Kesehatan, harga diri, dan kesejahteraan umum mereka yang sedang menstruasi dapat ditingkatkan dengan memberi mereka otonomi dalam mengelola kesehatan dan kesejahteraan mereka dengan istirahat yang cukup dan keagenan dalam mengambil tindakan lain yang mungkin mereka anggap perlu.
βKetidaknyamanan saat bepergian saat menstruasi mungkin merupakan salah satu alasan yang paling jarang dilaporkan mengapa banyak wanita tidak menganggap persalinan sebagai pekerjaan yang layak dilakukan,β kata Mihir Shah, SVP Swiggy. Skema cuti sukarela, bahkan untuk penghasilan minimum, hanya sedikit dan jarang terjadi di industri-industri di India.

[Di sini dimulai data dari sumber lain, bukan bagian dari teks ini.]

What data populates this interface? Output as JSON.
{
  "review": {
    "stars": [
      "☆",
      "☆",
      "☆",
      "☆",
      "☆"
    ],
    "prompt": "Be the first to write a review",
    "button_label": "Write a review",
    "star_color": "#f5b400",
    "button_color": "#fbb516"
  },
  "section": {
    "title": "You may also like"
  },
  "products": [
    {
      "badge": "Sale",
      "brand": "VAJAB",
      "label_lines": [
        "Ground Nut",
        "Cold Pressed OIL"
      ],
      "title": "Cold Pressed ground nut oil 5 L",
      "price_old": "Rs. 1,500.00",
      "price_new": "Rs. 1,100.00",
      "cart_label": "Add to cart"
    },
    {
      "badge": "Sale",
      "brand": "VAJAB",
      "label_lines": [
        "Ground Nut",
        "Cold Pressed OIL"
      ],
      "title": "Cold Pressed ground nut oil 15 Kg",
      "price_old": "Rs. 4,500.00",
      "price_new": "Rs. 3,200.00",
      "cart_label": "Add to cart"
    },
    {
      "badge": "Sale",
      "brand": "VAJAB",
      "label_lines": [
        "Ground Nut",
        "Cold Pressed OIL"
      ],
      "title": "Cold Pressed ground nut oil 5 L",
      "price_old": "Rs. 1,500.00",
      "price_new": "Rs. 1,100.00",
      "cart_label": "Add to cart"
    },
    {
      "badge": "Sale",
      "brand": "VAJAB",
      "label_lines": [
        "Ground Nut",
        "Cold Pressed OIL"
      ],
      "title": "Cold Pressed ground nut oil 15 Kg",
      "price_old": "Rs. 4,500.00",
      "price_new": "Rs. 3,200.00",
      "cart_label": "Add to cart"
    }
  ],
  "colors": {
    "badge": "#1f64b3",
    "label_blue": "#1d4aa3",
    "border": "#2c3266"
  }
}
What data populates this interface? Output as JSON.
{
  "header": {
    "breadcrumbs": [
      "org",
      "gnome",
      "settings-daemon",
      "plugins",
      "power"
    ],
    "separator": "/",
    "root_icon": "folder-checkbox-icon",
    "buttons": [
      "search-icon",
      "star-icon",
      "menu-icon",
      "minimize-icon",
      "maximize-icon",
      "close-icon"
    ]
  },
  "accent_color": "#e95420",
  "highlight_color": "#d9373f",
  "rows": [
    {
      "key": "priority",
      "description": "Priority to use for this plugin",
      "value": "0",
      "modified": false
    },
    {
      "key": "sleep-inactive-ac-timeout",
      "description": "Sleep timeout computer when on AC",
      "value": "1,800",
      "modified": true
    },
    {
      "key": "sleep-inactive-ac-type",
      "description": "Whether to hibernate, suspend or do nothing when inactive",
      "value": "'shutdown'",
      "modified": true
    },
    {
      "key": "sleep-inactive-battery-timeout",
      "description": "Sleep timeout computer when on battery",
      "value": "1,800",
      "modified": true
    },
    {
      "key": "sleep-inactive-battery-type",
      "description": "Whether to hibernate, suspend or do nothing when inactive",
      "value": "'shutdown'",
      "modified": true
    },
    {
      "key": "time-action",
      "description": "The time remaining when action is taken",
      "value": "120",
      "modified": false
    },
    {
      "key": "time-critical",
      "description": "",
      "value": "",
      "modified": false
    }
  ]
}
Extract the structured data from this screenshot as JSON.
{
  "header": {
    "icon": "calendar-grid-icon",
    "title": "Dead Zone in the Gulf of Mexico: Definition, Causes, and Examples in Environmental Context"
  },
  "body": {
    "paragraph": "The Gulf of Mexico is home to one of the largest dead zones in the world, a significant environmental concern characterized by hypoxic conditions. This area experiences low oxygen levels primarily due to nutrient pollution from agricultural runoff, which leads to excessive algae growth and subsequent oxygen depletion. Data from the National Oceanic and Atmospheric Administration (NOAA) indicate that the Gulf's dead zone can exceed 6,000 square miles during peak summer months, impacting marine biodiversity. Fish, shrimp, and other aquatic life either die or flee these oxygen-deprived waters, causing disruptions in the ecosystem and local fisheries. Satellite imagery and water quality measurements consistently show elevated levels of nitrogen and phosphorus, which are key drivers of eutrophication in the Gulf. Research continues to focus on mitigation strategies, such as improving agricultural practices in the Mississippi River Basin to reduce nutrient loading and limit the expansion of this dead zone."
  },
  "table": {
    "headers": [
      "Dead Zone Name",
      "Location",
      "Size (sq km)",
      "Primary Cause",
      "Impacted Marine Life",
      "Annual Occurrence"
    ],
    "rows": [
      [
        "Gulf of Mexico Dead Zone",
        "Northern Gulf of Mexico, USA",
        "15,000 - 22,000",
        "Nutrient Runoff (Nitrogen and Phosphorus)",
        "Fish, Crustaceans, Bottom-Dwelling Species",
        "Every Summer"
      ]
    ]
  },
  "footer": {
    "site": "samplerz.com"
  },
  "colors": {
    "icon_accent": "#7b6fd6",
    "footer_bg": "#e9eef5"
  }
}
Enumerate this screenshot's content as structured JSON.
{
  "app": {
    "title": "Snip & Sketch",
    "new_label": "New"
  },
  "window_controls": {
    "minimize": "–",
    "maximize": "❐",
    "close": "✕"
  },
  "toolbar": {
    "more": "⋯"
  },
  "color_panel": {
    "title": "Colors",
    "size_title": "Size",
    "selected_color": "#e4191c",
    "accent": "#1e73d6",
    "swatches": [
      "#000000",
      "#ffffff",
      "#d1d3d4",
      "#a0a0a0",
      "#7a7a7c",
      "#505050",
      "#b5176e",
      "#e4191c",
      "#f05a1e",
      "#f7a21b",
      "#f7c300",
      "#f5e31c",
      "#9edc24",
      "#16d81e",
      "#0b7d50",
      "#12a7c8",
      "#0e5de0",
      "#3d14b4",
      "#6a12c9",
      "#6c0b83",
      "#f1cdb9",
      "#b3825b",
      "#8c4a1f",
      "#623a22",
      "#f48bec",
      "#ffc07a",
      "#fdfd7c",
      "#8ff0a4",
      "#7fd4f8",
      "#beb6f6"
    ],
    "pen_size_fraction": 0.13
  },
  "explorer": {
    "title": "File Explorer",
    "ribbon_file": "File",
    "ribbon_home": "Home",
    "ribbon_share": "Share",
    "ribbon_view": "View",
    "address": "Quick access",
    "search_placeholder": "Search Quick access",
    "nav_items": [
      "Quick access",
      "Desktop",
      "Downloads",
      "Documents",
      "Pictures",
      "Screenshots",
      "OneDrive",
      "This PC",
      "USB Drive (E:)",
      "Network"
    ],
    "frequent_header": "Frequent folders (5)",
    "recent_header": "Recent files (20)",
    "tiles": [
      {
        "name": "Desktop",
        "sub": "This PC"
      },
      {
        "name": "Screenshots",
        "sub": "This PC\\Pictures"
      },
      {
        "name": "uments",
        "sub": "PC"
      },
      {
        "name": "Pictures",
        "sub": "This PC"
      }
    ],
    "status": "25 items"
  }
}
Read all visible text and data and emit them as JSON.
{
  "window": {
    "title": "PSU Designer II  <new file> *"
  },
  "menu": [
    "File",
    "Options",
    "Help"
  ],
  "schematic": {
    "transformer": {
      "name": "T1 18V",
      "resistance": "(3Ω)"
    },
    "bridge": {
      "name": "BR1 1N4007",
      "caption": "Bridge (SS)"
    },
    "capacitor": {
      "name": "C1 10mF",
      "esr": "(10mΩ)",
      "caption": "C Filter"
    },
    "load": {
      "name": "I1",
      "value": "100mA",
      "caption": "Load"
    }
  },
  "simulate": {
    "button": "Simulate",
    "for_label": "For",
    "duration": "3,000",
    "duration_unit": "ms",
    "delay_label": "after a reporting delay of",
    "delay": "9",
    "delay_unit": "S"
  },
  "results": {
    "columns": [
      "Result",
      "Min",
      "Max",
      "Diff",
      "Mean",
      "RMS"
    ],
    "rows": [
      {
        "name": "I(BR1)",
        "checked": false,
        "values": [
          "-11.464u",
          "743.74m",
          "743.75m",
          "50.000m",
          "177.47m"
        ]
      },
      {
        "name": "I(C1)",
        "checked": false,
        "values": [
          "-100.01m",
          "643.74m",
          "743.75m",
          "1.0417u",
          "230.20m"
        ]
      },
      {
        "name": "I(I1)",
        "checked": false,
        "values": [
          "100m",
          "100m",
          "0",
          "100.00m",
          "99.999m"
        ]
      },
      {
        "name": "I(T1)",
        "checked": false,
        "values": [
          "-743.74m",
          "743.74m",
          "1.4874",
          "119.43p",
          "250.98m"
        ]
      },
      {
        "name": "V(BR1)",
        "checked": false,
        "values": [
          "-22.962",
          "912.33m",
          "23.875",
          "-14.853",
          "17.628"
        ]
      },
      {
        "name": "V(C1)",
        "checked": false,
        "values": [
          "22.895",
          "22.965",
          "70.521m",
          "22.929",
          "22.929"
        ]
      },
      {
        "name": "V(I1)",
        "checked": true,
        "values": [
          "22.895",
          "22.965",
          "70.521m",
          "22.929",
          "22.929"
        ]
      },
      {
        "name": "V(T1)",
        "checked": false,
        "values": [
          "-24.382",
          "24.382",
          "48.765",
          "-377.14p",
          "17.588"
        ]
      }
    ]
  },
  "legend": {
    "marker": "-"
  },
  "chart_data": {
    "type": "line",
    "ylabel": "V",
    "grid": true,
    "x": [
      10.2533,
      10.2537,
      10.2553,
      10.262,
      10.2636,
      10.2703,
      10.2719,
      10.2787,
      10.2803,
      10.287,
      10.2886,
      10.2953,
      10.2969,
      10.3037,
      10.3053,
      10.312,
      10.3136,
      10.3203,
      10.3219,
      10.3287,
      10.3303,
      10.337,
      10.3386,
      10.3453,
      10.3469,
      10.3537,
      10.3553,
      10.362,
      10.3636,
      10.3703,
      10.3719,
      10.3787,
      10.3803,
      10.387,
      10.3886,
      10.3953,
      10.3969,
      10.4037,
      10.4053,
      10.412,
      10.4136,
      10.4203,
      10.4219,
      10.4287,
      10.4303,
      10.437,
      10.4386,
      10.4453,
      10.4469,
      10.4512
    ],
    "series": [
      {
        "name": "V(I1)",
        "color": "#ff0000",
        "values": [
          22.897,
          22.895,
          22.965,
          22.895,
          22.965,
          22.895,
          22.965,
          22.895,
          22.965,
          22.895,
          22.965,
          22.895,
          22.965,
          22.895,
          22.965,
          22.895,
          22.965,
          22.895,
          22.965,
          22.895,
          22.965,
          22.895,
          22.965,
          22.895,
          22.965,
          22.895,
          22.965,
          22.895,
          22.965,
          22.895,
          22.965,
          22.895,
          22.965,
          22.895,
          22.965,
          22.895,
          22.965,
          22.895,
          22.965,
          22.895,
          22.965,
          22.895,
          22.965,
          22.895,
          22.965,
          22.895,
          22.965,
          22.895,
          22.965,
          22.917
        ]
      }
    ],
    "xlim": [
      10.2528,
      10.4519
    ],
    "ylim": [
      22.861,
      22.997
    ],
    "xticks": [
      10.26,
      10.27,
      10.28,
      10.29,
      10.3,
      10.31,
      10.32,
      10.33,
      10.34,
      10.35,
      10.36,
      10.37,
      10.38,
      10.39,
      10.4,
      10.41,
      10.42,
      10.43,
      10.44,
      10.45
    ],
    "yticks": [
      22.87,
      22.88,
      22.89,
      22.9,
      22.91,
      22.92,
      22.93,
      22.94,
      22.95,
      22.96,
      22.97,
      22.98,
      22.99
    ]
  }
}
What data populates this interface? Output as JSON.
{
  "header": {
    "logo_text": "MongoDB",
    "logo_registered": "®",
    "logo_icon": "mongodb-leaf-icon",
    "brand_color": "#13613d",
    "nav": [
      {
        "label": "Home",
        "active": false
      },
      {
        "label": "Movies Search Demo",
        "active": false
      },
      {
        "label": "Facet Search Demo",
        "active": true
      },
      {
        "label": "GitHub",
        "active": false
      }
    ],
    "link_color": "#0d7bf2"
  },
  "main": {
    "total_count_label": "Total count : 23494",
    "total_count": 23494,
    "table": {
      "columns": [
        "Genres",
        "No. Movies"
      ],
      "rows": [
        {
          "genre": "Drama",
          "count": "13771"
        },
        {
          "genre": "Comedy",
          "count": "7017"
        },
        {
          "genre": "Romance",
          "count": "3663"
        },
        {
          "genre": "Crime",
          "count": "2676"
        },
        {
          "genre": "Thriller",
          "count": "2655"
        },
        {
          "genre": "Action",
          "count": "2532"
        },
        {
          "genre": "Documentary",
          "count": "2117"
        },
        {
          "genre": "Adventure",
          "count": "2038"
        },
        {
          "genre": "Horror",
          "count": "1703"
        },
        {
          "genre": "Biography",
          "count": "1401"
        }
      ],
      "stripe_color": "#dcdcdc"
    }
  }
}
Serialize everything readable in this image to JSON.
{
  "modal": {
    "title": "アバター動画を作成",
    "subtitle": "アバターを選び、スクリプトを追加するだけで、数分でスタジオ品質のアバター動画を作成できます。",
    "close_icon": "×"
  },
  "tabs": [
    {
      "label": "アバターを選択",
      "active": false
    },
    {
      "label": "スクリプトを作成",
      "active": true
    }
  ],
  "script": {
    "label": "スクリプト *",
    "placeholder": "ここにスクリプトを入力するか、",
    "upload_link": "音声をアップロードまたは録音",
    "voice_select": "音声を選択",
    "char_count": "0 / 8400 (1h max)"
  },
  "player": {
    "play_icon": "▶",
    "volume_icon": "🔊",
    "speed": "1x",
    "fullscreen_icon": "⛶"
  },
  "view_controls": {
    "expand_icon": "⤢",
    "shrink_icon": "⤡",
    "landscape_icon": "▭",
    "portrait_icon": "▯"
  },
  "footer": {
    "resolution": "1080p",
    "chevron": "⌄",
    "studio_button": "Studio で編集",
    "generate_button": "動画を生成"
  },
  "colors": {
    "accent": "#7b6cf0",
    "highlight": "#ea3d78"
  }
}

Namun ada perusahaan progresif, seperti Zomato dan Swiggy yang mempelopori kebijakan βcuti berkalaβ. Peraturan ini memberikan cuti hingga 2 hari per bulan kepada semua karyawan yang sedang menstruasi selama masa menstruasi mereka tanpa membocorkan rincian medis pribadi. Para karyawan memuji pengaturan tersebut sebagai hal yang sensitif dan ramah.